La produzione di carne in laboratorio viene studiata dunque come possibile alternativa sostenibile al sistema agricolo zootecnico tradizionale, anche in considerazione di una popolazione mondiale in continuo aumento che si stima raggiungerà i 9-11 miliardi di abitanti entro il 2050. Questa nuova tecnologia presenta indubbi vantaggi, su tutti il basso utilizzo di suolo e acqua. Ma rimangono ancora questioni aperte e aspetti da migliorare, come i metodi di crescita delle cellule in coltura, il gusto e la consistenza, la logistica di produzione, il fabbisogno energetico che attualmente è particolarmente elevato. 

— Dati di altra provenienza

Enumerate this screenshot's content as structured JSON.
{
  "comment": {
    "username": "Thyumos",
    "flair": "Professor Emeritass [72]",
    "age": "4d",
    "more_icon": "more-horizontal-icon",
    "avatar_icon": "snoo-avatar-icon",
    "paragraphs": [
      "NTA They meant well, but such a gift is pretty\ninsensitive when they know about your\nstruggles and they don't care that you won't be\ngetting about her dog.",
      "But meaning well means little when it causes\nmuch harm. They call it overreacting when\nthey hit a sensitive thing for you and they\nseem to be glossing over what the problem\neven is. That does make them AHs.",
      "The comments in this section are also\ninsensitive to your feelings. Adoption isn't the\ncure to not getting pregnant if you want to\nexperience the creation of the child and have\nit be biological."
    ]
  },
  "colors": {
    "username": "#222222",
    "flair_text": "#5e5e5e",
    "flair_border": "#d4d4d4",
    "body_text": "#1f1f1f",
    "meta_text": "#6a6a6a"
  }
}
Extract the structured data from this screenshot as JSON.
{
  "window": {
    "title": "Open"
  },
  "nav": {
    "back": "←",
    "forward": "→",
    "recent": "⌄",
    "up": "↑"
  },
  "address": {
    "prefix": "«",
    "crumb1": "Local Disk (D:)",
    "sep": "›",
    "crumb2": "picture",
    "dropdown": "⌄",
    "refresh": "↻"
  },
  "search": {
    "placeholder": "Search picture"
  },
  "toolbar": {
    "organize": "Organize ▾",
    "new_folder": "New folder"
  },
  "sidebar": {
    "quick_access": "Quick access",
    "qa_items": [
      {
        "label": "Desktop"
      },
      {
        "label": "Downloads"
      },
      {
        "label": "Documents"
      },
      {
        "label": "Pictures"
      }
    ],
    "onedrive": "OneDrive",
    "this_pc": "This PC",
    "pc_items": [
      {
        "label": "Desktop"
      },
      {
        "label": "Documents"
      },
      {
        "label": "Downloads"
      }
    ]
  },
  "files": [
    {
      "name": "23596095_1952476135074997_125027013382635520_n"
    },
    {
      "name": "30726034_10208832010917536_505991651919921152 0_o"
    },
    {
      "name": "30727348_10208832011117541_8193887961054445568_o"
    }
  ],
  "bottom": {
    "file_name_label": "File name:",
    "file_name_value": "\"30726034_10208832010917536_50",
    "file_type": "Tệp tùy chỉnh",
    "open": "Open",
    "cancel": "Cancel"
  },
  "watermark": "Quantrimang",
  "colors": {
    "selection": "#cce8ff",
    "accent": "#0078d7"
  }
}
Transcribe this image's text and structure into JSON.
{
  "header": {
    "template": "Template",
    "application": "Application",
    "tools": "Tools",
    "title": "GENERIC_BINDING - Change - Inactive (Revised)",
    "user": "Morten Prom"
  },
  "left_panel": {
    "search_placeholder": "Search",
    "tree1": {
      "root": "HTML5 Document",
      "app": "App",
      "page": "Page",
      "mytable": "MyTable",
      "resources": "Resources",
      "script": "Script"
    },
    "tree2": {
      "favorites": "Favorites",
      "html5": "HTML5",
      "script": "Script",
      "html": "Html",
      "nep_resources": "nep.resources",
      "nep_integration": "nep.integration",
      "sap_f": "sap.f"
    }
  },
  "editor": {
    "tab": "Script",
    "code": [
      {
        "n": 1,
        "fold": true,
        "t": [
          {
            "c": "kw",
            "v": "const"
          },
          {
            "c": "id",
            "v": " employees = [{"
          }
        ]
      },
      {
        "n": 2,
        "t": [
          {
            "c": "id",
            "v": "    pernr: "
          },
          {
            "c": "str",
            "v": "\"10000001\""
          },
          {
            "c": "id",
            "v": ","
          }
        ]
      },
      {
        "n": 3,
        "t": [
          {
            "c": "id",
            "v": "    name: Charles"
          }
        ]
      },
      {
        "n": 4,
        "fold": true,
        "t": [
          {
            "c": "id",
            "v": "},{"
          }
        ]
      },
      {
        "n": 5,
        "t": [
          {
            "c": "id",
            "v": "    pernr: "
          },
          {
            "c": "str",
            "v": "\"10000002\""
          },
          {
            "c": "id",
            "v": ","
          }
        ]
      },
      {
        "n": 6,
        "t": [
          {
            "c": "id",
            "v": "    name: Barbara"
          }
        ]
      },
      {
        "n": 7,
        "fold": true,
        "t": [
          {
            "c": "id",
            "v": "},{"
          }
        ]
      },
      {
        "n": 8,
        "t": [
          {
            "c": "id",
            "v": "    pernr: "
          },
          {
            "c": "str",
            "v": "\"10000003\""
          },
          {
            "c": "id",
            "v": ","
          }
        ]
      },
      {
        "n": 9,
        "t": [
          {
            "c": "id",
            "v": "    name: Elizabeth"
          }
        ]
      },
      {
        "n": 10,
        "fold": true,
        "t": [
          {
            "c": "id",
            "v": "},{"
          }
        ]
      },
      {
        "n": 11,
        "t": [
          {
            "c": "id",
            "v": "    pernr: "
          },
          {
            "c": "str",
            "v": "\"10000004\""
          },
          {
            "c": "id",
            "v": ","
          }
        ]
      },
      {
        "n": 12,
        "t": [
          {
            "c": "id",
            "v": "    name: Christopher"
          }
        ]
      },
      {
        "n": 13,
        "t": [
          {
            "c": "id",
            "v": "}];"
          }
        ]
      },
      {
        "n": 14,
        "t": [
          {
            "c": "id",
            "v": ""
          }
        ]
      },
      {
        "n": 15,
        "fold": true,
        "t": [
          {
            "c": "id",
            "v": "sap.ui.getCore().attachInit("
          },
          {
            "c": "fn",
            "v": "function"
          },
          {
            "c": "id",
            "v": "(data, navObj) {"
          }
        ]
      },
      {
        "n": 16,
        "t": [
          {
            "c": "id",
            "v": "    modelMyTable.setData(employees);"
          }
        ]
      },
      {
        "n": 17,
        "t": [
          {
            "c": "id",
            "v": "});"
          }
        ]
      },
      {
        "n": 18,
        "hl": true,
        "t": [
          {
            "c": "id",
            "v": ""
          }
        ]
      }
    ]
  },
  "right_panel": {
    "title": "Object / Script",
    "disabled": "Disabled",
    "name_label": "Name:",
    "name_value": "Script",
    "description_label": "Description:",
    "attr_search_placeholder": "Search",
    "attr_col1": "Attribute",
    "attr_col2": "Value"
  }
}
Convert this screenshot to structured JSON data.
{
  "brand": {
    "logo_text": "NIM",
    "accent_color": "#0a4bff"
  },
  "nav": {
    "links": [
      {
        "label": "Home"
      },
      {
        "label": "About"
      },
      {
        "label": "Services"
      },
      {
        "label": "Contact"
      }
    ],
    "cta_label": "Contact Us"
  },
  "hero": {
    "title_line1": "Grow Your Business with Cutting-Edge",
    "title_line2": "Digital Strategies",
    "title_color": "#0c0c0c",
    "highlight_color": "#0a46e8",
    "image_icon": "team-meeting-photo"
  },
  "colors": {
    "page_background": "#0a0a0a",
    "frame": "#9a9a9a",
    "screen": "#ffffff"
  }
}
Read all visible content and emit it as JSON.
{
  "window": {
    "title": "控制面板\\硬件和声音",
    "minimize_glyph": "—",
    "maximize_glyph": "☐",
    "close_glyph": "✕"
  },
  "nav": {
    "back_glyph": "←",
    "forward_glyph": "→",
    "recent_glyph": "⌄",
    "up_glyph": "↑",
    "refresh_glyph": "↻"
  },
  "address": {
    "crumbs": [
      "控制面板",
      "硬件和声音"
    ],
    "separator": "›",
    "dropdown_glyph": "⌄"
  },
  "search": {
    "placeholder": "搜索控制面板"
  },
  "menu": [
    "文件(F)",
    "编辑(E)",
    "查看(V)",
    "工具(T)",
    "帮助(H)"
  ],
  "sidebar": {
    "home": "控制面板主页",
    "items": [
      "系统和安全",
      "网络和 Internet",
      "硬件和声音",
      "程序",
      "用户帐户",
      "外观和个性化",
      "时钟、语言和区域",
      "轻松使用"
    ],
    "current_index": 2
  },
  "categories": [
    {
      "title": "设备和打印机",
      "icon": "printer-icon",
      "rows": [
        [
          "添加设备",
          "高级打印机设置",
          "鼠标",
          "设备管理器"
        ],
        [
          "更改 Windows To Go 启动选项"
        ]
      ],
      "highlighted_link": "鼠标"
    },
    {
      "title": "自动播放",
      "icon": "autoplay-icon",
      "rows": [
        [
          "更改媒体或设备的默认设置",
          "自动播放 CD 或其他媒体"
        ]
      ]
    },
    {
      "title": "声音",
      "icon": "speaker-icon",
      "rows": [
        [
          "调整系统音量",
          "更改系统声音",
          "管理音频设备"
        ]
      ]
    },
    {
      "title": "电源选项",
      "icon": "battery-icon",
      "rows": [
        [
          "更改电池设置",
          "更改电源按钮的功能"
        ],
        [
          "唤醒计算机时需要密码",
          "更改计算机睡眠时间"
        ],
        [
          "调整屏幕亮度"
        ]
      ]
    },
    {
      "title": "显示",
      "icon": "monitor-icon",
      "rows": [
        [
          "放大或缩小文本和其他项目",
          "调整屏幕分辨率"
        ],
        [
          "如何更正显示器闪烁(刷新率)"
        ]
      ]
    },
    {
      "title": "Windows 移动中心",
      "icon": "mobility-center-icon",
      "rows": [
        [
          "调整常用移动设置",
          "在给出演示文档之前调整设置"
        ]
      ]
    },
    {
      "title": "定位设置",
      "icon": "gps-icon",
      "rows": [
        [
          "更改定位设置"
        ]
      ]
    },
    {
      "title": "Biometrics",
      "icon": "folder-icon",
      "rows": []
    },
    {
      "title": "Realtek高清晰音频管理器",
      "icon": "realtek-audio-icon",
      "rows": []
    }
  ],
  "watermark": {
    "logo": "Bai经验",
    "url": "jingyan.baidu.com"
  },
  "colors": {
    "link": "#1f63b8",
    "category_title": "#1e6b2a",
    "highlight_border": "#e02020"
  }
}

Secondo quanto riporta Nature, per sostituire il 10% dei circa 300 milioni di tonnellate di carne convenzionale consumati ogni anno a livello globale, per esempio, potrebbe essere necessaria la costruzione di centinaia di migliaia di bioreattori. Il consumo di energia al momento costituisce un problema, tuttavia - secondo uno studio coordinato da Pelle Sinke - facendo ricorso a fonti rinnovabili l’impronta di carbonio della carne coltivata potrebbe essere inferiore a quella della carne convenzionale. 

Pure sui costi va fatta qualche considerazione. Le versioni attuali di carne coltivata, dichiara Sinke, sono da centinaia a decine di migliaia di volte più esose di quella ottenuta in modo tradizionale. Anche per questo i ricercatori stanno studiando le varie fasi del processo di produzione e analizzando un’ampia varietà di cellule di partenza che possono crescere a velocità o densità differenti e producono consistenze e profili nutrizionali differenti. Dell’intero processo la parte che richiede più dispendio di denaro sono i “nutrienti” necessari alle cellule per crescere in laboratorio: le attuali forniture commerciali di specifici fattori di crescita possono costare milioni di dollari al grammo, poiché si tratta di un prodotto di nicchia realizzato secondo standard farmaceutici in piccole quantità. Anche in questo caso si stanno cercando alternative, studiando prodotti più economici a base vegetale.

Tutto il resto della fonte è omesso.